L07 Assemble Genome (Part-1) | Bioinformatics & Computing in Bangla скачать в хорошем качестве

L07 Assemble Genome (Part-1) | Bioinformatics & Computing in Bangla

In this lecture, we examine the computational foundations of genome sequencing and how large genomes are reconstructed from millions of small DNA fragments, known as reads. The video begins with a real-world motivation: why scientists sequence thousands of genomes and how genome sequencing has transformed medicine, agriculture, and biotechnology. We briefly review the history of genome sequencing, from Sanger’s method in 1977 to modern Next-Generation Sequencing (NGS) technologies that have reduced the cost of sequencing a human genome from billions to just a few thousand dollars.

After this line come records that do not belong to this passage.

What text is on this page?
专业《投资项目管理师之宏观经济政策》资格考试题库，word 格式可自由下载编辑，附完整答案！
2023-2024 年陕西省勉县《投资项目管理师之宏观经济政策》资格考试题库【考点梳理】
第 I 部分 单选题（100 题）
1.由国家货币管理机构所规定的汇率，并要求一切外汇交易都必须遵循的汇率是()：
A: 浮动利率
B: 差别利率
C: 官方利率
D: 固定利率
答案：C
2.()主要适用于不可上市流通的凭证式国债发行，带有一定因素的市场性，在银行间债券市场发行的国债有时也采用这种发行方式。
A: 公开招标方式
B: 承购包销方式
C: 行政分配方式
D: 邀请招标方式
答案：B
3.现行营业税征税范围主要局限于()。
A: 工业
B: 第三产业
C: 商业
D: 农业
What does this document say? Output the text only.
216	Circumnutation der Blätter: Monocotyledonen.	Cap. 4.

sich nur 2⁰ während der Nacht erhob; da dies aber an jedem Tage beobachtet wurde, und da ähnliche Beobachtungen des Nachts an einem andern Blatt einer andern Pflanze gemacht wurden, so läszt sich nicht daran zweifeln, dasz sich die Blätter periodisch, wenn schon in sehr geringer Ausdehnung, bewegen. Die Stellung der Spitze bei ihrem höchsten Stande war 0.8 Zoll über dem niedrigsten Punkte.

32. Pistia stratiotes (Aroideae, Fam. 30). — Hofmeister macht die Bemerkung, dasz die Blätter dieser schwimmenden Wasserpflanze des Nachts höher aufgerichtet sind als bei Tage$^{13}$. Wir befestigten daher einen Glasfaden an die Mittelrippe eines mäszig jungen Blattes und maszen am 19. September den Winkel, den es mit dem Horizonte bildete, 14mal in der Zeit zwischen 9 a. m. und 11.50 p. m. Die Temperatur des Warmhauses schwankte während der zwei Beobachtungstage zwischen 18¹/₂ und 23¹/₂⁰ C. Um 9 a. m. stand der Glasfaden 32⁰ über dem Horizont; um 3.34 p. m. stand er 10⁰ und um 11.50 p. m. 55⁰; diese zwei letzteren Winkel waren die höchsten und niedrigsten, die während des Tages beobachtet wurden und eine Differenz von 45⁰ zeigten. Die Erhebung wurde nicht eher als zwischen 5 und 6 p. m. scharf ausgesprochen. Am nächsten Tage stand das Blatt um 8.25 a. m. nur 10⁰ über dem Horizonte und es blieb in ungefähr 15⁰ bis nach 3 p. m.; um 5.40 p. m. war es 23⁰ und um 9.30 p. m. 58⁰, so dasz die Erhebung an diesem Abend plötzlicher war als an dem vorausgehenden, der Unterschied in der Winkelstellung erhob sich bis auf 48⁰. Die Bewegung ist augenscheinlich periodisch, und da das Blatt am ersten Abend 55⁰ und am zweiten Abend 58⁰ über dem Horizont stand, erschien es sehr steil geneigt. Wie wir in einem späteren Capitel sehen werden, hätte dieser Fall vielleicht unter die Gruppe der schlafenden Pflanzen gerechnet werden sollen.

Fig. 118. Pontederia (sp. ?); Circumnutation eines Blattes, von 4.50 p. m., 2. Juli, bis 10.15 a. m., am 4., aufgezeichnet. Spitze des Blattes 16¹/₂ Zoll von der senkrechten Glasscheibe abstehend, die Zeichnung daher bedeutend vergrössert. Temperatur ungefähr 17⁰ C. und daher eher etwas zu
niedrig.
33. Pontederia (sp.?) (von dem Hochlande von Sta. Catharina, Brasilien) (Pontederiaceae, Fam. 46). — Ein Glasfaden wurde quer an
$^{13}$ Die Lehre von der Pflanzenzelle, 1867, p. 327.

Next, we introduce the central challenge of genome assembly: modern machines cannot read an entire genome directly, so they break it into short overlapping fragments. This leads to the String Reconstruction Problem, illustrated using the classic “Exploding Newspaper” analogy and DNA examples. You will learn: • What k-mers are and how to compute k-mer composition • How genome reconstruction can be modeled as a graph problem • Why naive reconstruction fails in many cases • How genome assembly can be formulated as a Hamiltonian Path Problem • How can it be transformed into an Eulerian Path Problem using De Bruijn graphs • The key difference between Hamiltonian paths and Eulerian paths By the end of the lecture, you will understand why De Bruijn graphs are fundamental to modern genome assembly algorithms and why Eulerian paths are more practical than Hamiltonian paths for sequencing. 📘 Reference: Bioinformatics Algorithms: An Active Learning Approach — Phillip Compeau & Pavel Pevzner 🎯 Best for: Bioinformatics students, computational biology learners, genome researchers, and anyone interested in how computers reconstruct DNA sequences.